Desde 2008, com a Lei do Piso, os professores ganharam, ao menos, a proteção de uma regulamentação nacional. Mas levantamento realizado pela revista Educação mostra que cinco estados ainda pagavam salários abaixo do piso nacional em 2012, reajustado no começo do ano para R$ 1.567. Além disso, outro ponto da lei é praticamente esquecido quando se trata de seu cumprimento: a obrigatoriedade da destinação de um terço da jornada para atividades extraclasse. Nesse quesito, 15 estados não cumprem a lei, cinco anos após a sua implantação.
Em contrapartida, outro levantamento exclusivo mostra que, na última década, a carreira docente teve avanços importantes do ponto de vista salarial. Se a remuneração ainda não atingiu o nível esperado pelos profissionais, ela saiu de níveis 'miseráveis' em alguns lugares do Brasil no início da década passada e apresentou uma recuperação melhor do que outras categorias. Para se ter uma ideia, um professor com nível superior da rede pública não federal ganha, hoje, 114% a mais do que ganhava há oito anos, em valores nominais. Entre 2003 e 2009, o crescimento médio dos salários dos professores com 12 anos de escolaridade ou mais foi de 14%, considerando o ganho real após a correção monetária, enquanto o salário de outros profissionais com a mesma escolaridade diminuiu 1,63%. Mas, se as conquistas foram tão importantes, por que é comum os professores não se sentirem valorizados?
'Formação, remuneração, melhoria das condições de trabalho e carreira são os quatro pilares que poderiam mudar essa situação. O problema é que o MEC [Ministério da Educação] ainda não botou energia nisso', diz o membro do conselho de governança do Todos pela Educação, Mozart Neves Ramos. O quadro, entretanto, tem perspectivas de mudanças.

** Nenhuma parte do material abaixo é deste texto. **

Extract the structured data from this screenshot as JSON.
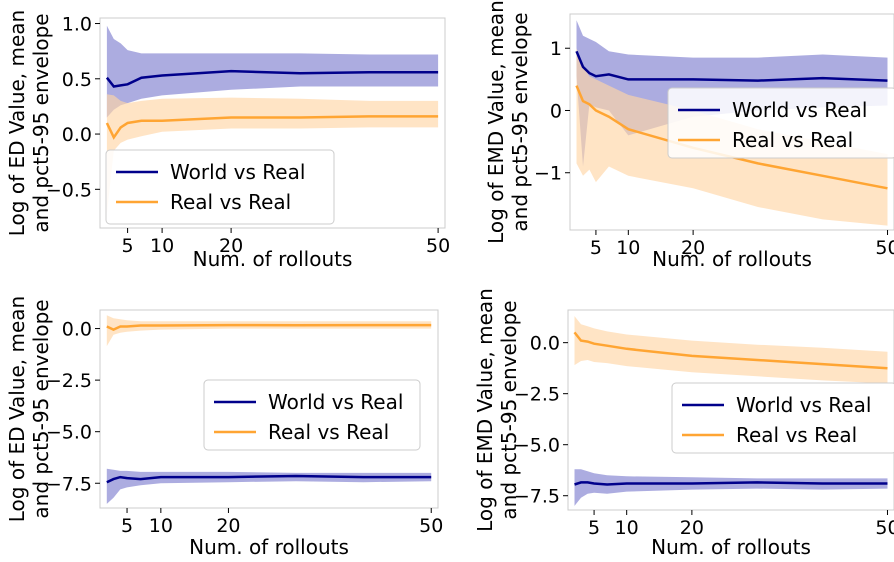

Segundo Mozart, um plano de valorização docente está sendo estudado pelo Ministério da Educação.
'Hoje há uma valorização, mas muito longe de atingir o nível necessário. Como o professor recebia muito pouco, ainda que ele tenha sido valorizado, temos uma defasagem muito grande', defende Roberto Leão, presidente da Confederação Nacional dos Trabalhadores em Educação (CNTE).
Perdas e ganhos
É verdade que nos últimos anos, principalmente a partir da década de 90, houve significativos avanços na condição salarial do magistério no Brasil. Mudanças nos mecanismos de financiamento dos sistemas de ensino - como a criação do Fundo de Manutenção e Desenvolvimento do Ensino Fundamental e de Valorização do Magistério (Fundef), em 1997 - e mesmo a recente Lei do Piso, garantiram ganhos econômicos importantes para a categoria. Mas tantos anos de perdas econômicas e baixos vencimentos cobram seu preço. Mesmo com ganhos reais acima da média nacional nos últimos anos, o professor brasileiro ainda recebe menos em comparação a outras profissões de nível superior. Levantamento elaborado pelo Instituto Metas - Avaliação e Proposição de Políticas Sociais, a pedido da revista Educação, aponta que em 2011 o salário médio dos professores da Educação Básica com nível superior da rede pública não federal era de R$ 2.420. No mesmo ano, outros profissionais de nível superior recebiam, em média, R$ 3.652. A discrepância, entretanto, já foi maior: em 2003, a remuneração de um profissional de nível superior era 86% maior do que a de um docente da rede pública.
A aparente boa notícia, porém, é a de que a variação da remuneração paga nos estados também foi grande: um professor do Piauí, por exemplo, ganhava em média R$ 560 por uma jornada de 40 horas semanais em 2003 - menos do que o salário mínimo atual. Em 2011, a média salarial no estado passou para R$ 1.500, o que representa um crescimento de 167%. Goiás, Sergipe e Mato Grosso do Sul foram os estados onde a remuneração média do professor mais cresceu no período, com variações superiores a 200%.
Mas, para o professor Rubens de Camargo, da Faculdade de Educação da Universidade de São Paulo (Feusp), os ganhos salariais que podem parecer expressivos à primeira vista devem ser analisados com parcimônia. 'A variação salarial foi maior no Norte e Nordeste também porque a remuneração nesses estados era irrisória. Com a implementação dos fundos [Fundef e Fundeb] e com o estabelecimento mais recente do piso, se começa a ter uma diferença, no geral, bem significativa, mas ela se deve mais ao fato de que os salários dos professores eram muito baixos', destaca.